Good day! (or maybe not),
I don't know if I should continue the blog. It's not because I've only had 5 followers since the very beginning. It's not because I've only had 3 responses to all 50+ blog entries I've written (of which 2 my own). It's not even because I don't know what to write anymore that makes sense.
I guess I want to stop writing the blog, because on days like these (usually weekends) I feel like I'm doing it without following up on it with actual writing. I just don't write during the weekend. I do very little during the weekend that I do during the week. Everything sort of just comes to a grinding halt. I stop working. I stop writing (which I consider my work these days). I stop exercising. I stop meditating. I stop eating healthy. I stop reading. I stop living... or at least so it seems.

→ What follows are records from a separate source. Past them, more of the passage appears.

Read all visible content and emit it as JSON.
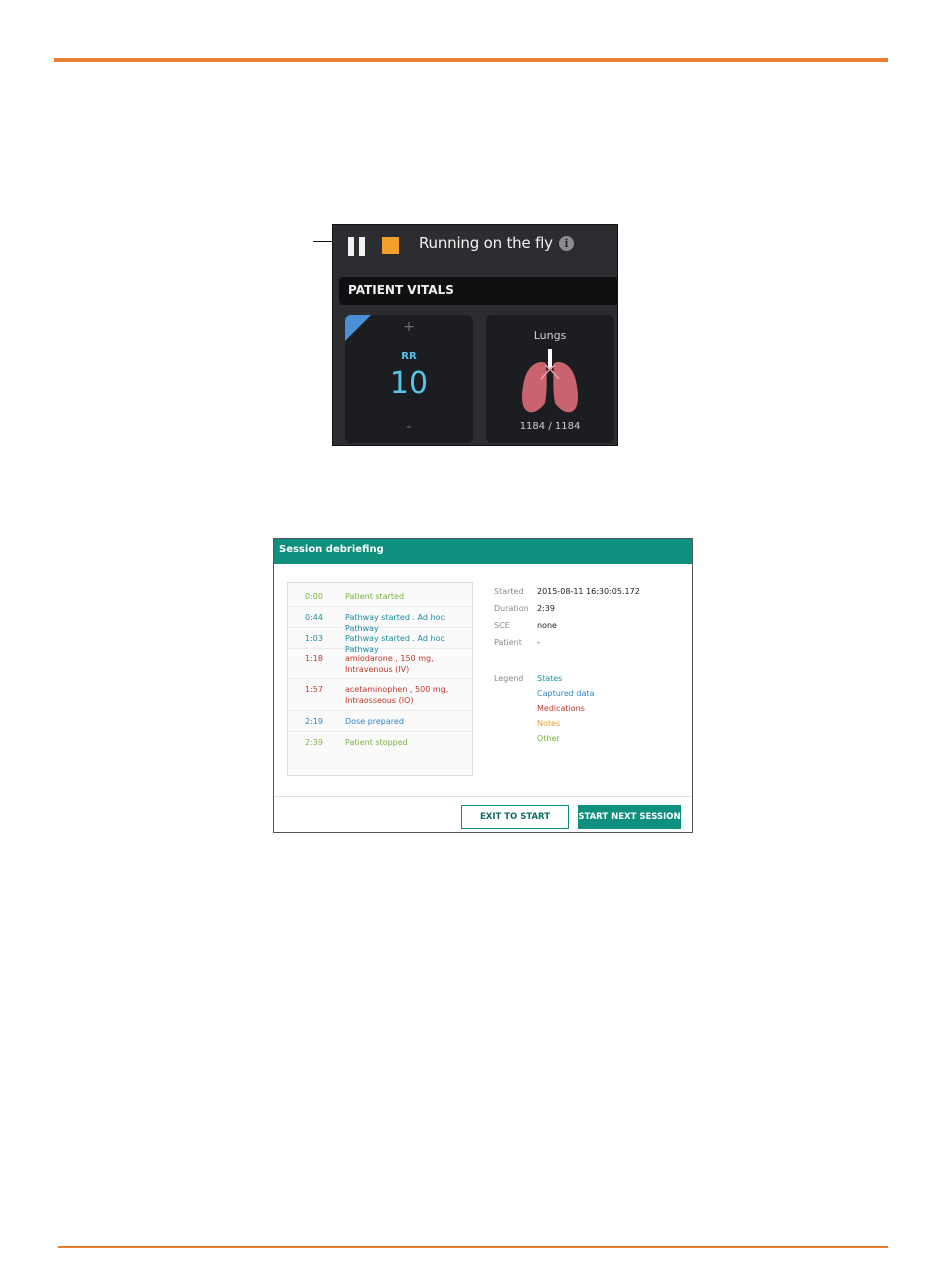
{
  "colors": {
    "accent_rule": "#e87e2f",
    "panel_bg": "#2b2d30",
    "rr_blue": "#58c3ea",
    "stop_orange": "#f2a02b",
    "teal": "#0f8f7e",
    "lung_pink": "#c9646e",
    "state_color": "#1c8fa0",
    "captured_color": "#2f87c5",
    "medication_color": "#c0392b",
    "note_color": "#e4a32a",
    "other_color": "#7cb342"
  },
  "run_panel": {
    "title": "Running on the fly",
    "pause_icon": "pause-icon",
    "stop_icon": "stop-icon",
    "info_icon": "info-icon",
    "vitals_title": "PATIENT VITALS",
    "rr": {
      "label": "RR",
      "value": "10",
      "plus": "+",
      "minus": "-"
    },
    "lungs": {
      "label": "Lungs",
      "count": "1184 / 1184",
      "icon": "lungs-icon"
    }
  },
  "debrief": {
    "title": "Session debriefing",
    "events": [
      {
        "time": "0:00",
        "desc": "Patient started",
        "kind": "other"
      },
      {
        "time": "0:44",
        "desc": "Pathway started . Ad hoc Pathway",
        "kind": "state"
      },
      {
        "time": "1:03",
        "desc": "Pathway started . Ad hoc Pathway",
        "kind": "state"
      },
      {
        "time": "1:18",
        "desc": "amiodarone , 150 mg, Intravenous (IV)",
        "kind": "medication"
      },
      {
        "time": "1:57",
        "desc": "acetaminophen , 500 mg, Intraosseous (IO)",
        "kind": "medication"
      },
      {
        "time": "2:19",
        "desc": "Dose prepared",
        "kind": "captured"
      },
      {
        "time": "2:39",
        "desc": "Patient stopped",
        "kind": "other"
      }
    ],
    "meta": {
      "started_label": "Started",
      "started_value": "2015-08-11 16:30:05.172",
      "duration_label": "Duration",
      "duration_value": "2:39",
      "sce_label": "SCE",
      "sce_value": "none",
      "patient_label": "Patient",
      "patient_value": "-"
    },
    "legend": {
      "label": "Legend",
      "items": [
        "States",
        "Captured data",
        "Medications",
        "Notes",
        "Other"
      ]
    },
    "buttons": {
      "exit": "EXIT TO START SCREEN",
      "next": "START NEXT SESSION"
    }
  }
}
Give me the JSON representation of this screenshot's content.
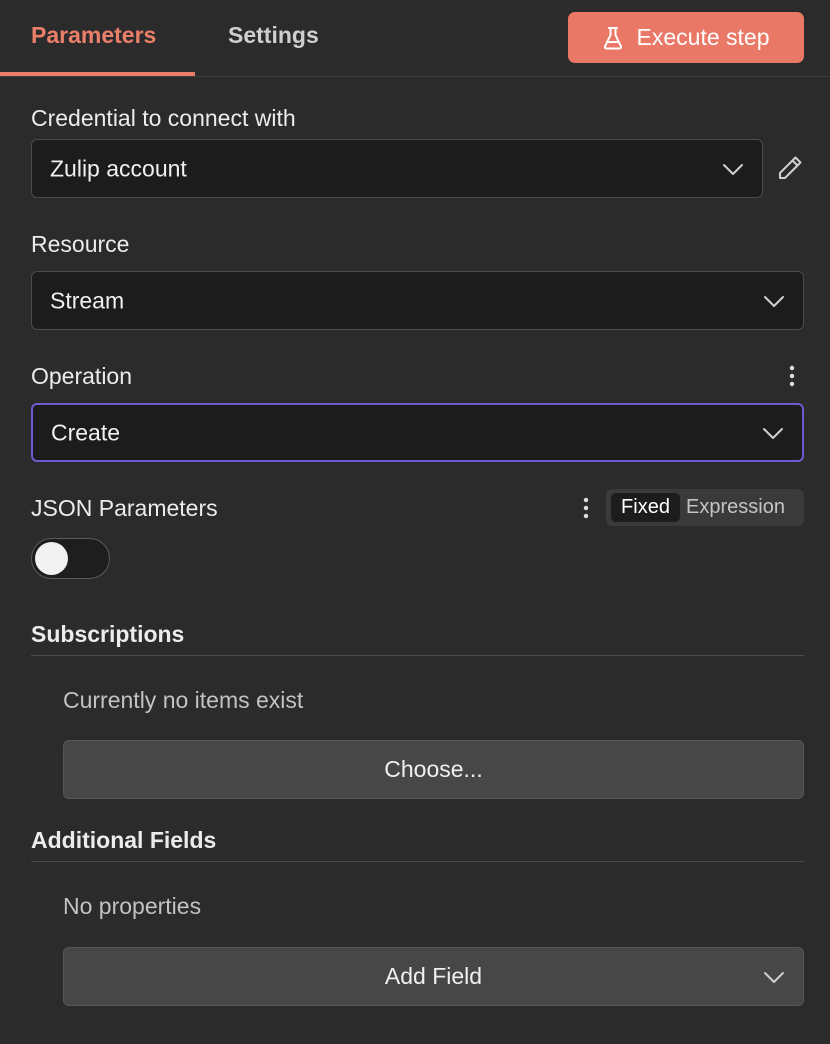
{
  "tabs": {
    "parameters": "Parameters",
    "settings": "Settings"
  },
  "execute_button": {
    "label": "Execute step",
    "icon": "flask-icon",
    "color": "#ea7866"
  },
  "credential": {
    "label": "Credential to connect with",
    "value": "Zulip account"
  },
  "resource": {
    "label": "Resource",
    "value": "Stream"
  },
  "operation": {
    "label": "Operation",
    "value": "Create",
    "focus_color": "#6b5bd0"
  },
  "json_parameters": {
    "label": "JSON Parameters",
    "toggle_on": false,
    "mode_fixed": "Fixed",
    "mode_expression": "Expression",
    "selected_mode": "Fixed"
  },
  "subscriptions": {
    "title": "Subscriptions",
    "empty_text": "Currently no items exist",
    "button_label": "Choose..."
  },
  "additional_fields": {
    "title": "Additional Fields",
    "empty_text": "No properties",
    "button_label": "Add Field"
  },
  "accent_color": "#ec7f6a"
}
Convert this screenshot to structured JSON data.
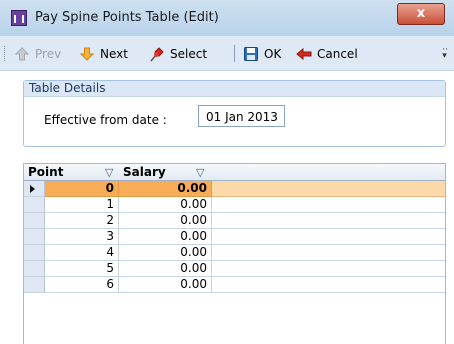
{
  "window": {
    "title": "Pay Spine Points Table (Edit)",
    "close_label": "x",
    "title_icon": "table-icon"
  },
  "toolbar": {
    "prev_label": "Prev",
    "next_label": "Next",
    "select_label": "Select",
    "ok_label": "OK",
    "cancel_label": "Cancel",
    "icons": [
      "arrow-up-icon",
      "arrow-down-icon",
      "pin-icon",
      "save-icon",
      "back-arrow-icon"
    ]
  },
  "details": {
    "group_title": "Table Details",
    "effective_label": "Effective from date :",
    "effective_value": "01 Jan 2013"
  },
  "grid": {
    "columns": [
      "Point",
      "Salary"
    ],
    "rows": [
      {
        "point": "0",
        "salary": "0.00"
      },
      {
        "point": "1",
        "salary": "0.00"
      },
      {
        "point": "2",
        "salary": "0.00"
      },
      {
        "point": "3",
        "salary": "0.00"
      },
      {
        "point": "4",
        "salary": "0.00"
      },
      {
        "point": "5",
        "salary": "0.00"
      },
      {
        "point": "6",
        "salary": "0.00"
      }
    ],
    "selected_row": 0,
    "highlight_color": "#f7ad57"
  }
}
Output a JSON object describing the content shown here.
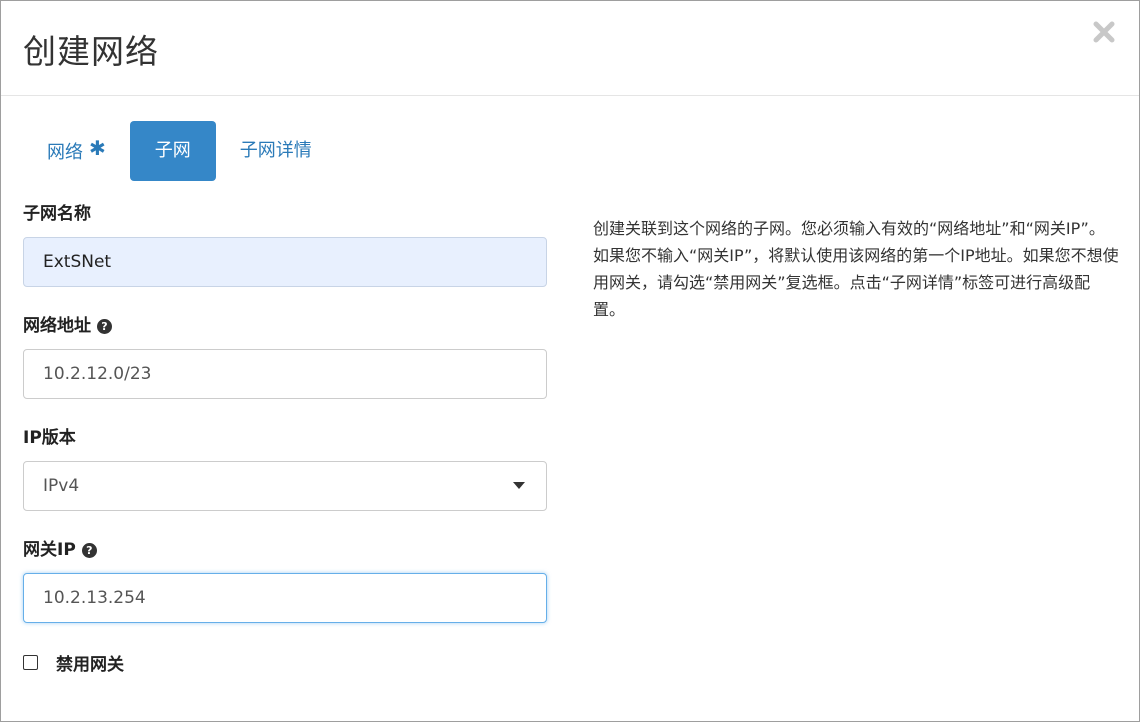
{
  "modal": {
    "title": "创建网络",
    "close_icon": "close-icon"
  },
  "tabs": [
    {
      "label": "网络",
      "required_mark": "✱",
      "active": false
    },
    {
      "label": "子网",
      "active": true
    },
    {
      "label": "子网详情",
      "active": false
    }
  ],
  "form": {
    "subnet_name": {
      "label": "子网名称",
      "value": "ExtSNet"
    },
    "network_address": {
      "label": "网络地址",
      "help_icon": "question-circle-icon",
      "value": "10.2.12.0/23"
    },
    "ip_version": {
      "label": "IP版本",
      "selected": "IPv4"
    },
    "gateway_ip": {
      "label": "网关IP",
      "help_icon": "question-circle-icon",
      "value": "10.2.13.254"
    },
    "disable_gateway": {
      "label": "禁用网关",
      "checked": false
    }
  },
  "help_text": "创建关联到这个网络的子网。您必须输入有效的“网络地址”和“网关IP”。如果您不输入“网关IP”，将默认使用该网络的第一个IP地址。如果您不想使用网关，请勾选“禁用网关”复选框。点击“子网详情”标签可进行高级配置。",
  "colors": {
    "accent": "#3587c8",
    "link": "#2a7ab8",
    "autofill_bg": "#e8f0fe"
  }
}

And it's not really even that truly the world stops spinning. There's Alex and Nancy and all the activities that are planned with and around them. Birthday parties that always seem to be on Saturdays (there must a universal law about that I figure). There's lots of sitting at the pool hanging out with our fellow expat Swedish and American/British families. Then there's pizza. Always the pizza. Usually it's consumed while watching TV. Alex plays a lot on the computer yet still needs attention. Nancy goes of for yoga or a pedicure or facial. I guess under the pressure of everyone else winding down in all forms of daily routines, I sort of give up my own. I remain in the house and mulch.
I think it might be a matter of ego. Let's face it: everything I do during the week revolves around it. Writing the blog is my therapy, writing the book is my creative expression. Eating healthy and exercising is my discipline. Reading is my escapism. Even chores like groceries or running the household are my responsibilities. Shopping is an ego-extension and movies with popcorn is my indulgence. Weekends are for others. So why blog? Isn't that the ultimate ego boost? And yes, if no one reads or responds to it, isn't it just a form of masochistic ego deprivation (which on it's one is a just a more subtle form of ego?)
So I could say more about why I doubt, but no one is reading so I won't. I could ask you what I should do, but no one is responding so I won't. But I will continue even when I make no sense, because it doesn't. What else do I have to look forward to? Pizza?